An agreement has been signed with Petrobras to enter into a technology development co-operation to design and test a system suitable for sub-sea applications. The first phase of this agreement involves the Petrobras purchase of a unit for an onshore plant which is expected to come into operation during 2008. The gas processing module will be used for dehydrating and dewpointing offshore gas before it is delivered as sales gas. Petrobras has identified the Canapu field in the Espirito Santo Basin as the preferred location for subsequent subsea testing of the subsea separation system. The subsea project is supported by a subsidy from the European Commission and it is expected that commercial subsea units will be available by 2015.
Figure 3. Petrobras has commissioned the first subsea version of the cyclonic separation system.
This system offers:
• Commercial advantage. Subsea gas processing will radically reduce offshore gas production costs.
• Reliability. Lack of moving parts enables maintenance-free operation.
• No chemicals. No (or considerably reduced) chemical consumption is an ideal fit for gas processing in subsea environments.
A front-end engineering and design (FEED) contract was awarded by Nexus Energy Pty Ltd for the potential application of Twister technology on its high pressure offshore Crux gas/condensate field, a recycle condensate recovery project.
This system offers:
• Commercial advantage. The ability to extract NGL at high pressure (>120 bar), proven high availability and lack of moving parts and chemical usage, allow reduced whole life cycle costs compared to conventional gas processing
• Reliability. High availability means reduced sparing costs and more compact design.
• No chemicals. Avoiding potential glycol contactor problems when operating at high pressures.
• Environmentally friendly. No emissions due to closed system and no chemicals.
A FEED contract has been awarded by a major Southeast Asian national oil company to replace a TEG dehydration system on an offshore platform.
This system offers:
• Commercial advantage. Reduced operating costs. Also increased oil export due to increased condensate extraction combined with simultaneous dehydration.
• Reliability. High availability means continuous pipeline protection.
• Compact. Easily fits into the available space on the existing platform.
• Ease of operation. Almost instant startup avoiding extended ramp up/ramp down periods as typically experienced with glycol systems. Also supports unattended operation.
• Environmental friendliness. No emissions due to closed system and lack of chemical usage.

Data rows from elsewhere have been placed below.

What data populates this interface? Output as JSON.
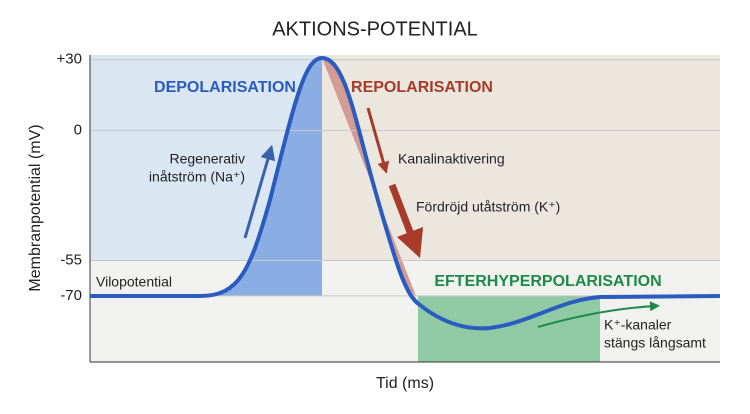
{
  "title": "AKTIONS-POTENTIAL",
  "y_label": "Membranpotential (mV)",
  "x_label": "Tid (ms)",
  "ylim": [
    -98,
    32
  ],
  "yticks": [
    {
      "value": 30,
      "label": "+30"
    },
    0,
    -55,
    -70
  ],
  "phases": [
    "DEPOLARISATION",
    "REPOLARISATION",
    "EFTERHYPERPOLARISATION"
  ],
  "annotations": {
    "resting": "Vilopotential",
    "influx": [
      "Regenerativ",
      "inåtström (Na⁺)"
    ],
    "inactivation": "Kanalinaktivering",
    "efflux": "Fördröjd utåtström (K⁺)",
    "closing": [
      "K⁺-kanaler",
      "stängs långsamt"
    ]
  }
}
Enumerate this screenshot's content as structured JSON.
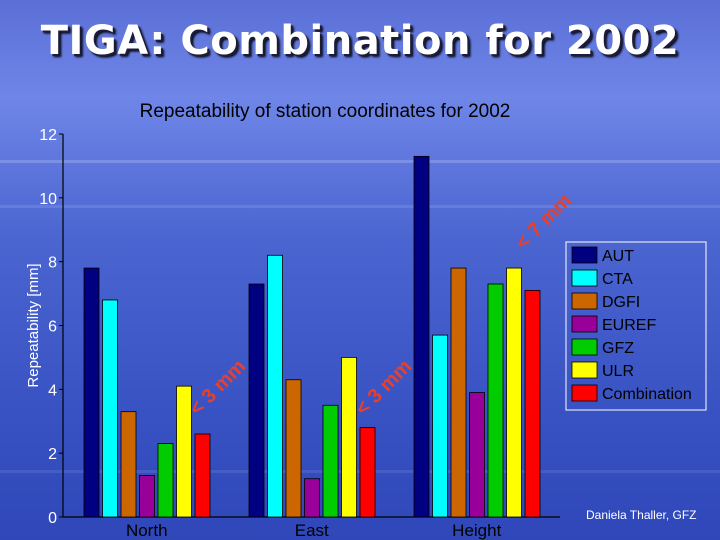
{
  "slide": {
    "title": "TIGA: Combination for 2002",
    "credit": "Daniela Thaller, GFZ"
  },
  "chart_data": {
    "type": "bar",
    "title": "Repeatability of station coordinates for 2002",
    "xlabel": "",
    "ylabel": "Repeatability [mm]",
    "ylim": [
      0,
      12
    ],
    "yticks": [
      0,
      2,
      4,
      6,
      8,
      10,
      12
    ],
    "categories": [
      "North",
      "East",
      "Height"
    ],
    "series": [
      {
        "name": "AUT",
        "color": "#000080",
        "values": [
          7.8,
          7.3,
          11.3
        ]
      },
      {
        "name": "CTA",
        "color": "#00ffff",
        "values": [
          6.8,
          8.2,
          5.7
        ]
      },
      {
        "name": "DGFI",
        "color": "#cc6600",
        "values": [
          3.3,
          4.3,
          7.8
        ]
      },
      {
        "name": "EUREF",
        "color": "#990099",
        "values": [
          1.3,
          1.2,
          3.9
        ]
      },
      {
        "name": "GFZ",
        "color": "#00cc00",
        "values": [
          2.3,
          3.5,
          7.3
        ]
      },
      {
        "name": "ULR",
        "color": "#ffff00",
        "values": [
          4.1,
          5.0,
          7.8
        ]
      },
      {
        "name": "Combination",
        "color": "#ff0000",
        "values": [
          2.6,
          2.8,
          7.1
        ]
      }
    ],
    "annotations": [
      "< 3 mm",
      "< 3 mm",
      "< 7 mm"
    ],
    "legend": "right",
    "grid": false
  }
}
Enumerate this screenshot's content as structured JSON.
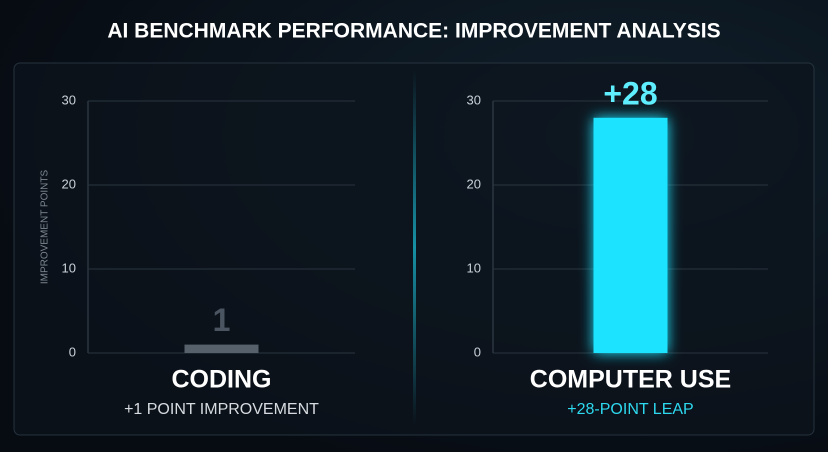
{
  "title": "AI BENCHMARK PERFORMANCE: IMPROVEMENT ANALYSIS",
  "chart_data": [
    {
      "type": "bar",
      "ylabel": "IMPROVEMENT POINTS",
      "categories": [
        "CODING"
      ],
      "subtitle": "+1 POINT IMPROVEMENT",
      "values": [
        1
      ],
      "color": "#56616c",
      "ylim": [
        0,
        30
      ],
      "yticks": [
        0,
        10,
        20,
        30
      ],
      "grid": true
    },
    {
      "type": "bar",
      "categories": [
        "COMPUTER USE"
      ],
      "subtitle": "+28-POINT LEAP",
      "values": [
        28
      ],
      "value_labels": [
        "+28"
      ],
      "color": "#1ee3ff",
      "ylim": [
        0,
        30
      ],
      "yticks": [
        0,
        10,
        20,
        30
      ],
      "grid": true
    }
  ]
}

The cyclonic separation system has been selected as the base-case gas processing technology for an underground gas storage (UGS) system which will be developed and operated by a United Kingdom company. This UGS will use brine displacement to remove the gas from storage which allows the system to be operated at constant pressure – an ideal application for this separation technology.
This application offers:
• Commercial advantage. Lower life cycle costs than conventional technologies such as TEG or silica gel systems due to the lower energy requirements.
• Operational flexibility. On demand delivery allows increased gas sales at higher spot market prices.
• Reliability. High availability and reduced sparing.
• Environmental friendliness. No chemicals and reduced emissions.
Based on the current performance, the upgraded technology can be applied for more stringent gas processing specifications, where water dew point suppressions of more than 76ºF (25°C) are required. Closed loop and offshore site testing has confirmed that the improved performance can, in addition to achieving chemical-free dehydration at a lower pressure drop without the use of moving parts, also demonstrate a significantly improved hydrocarbon dewpointing and NGL recovery performance at higher pressure drops. The improved NGL recovery enables a significant revenue stream which allows early payback of the capital expenditure.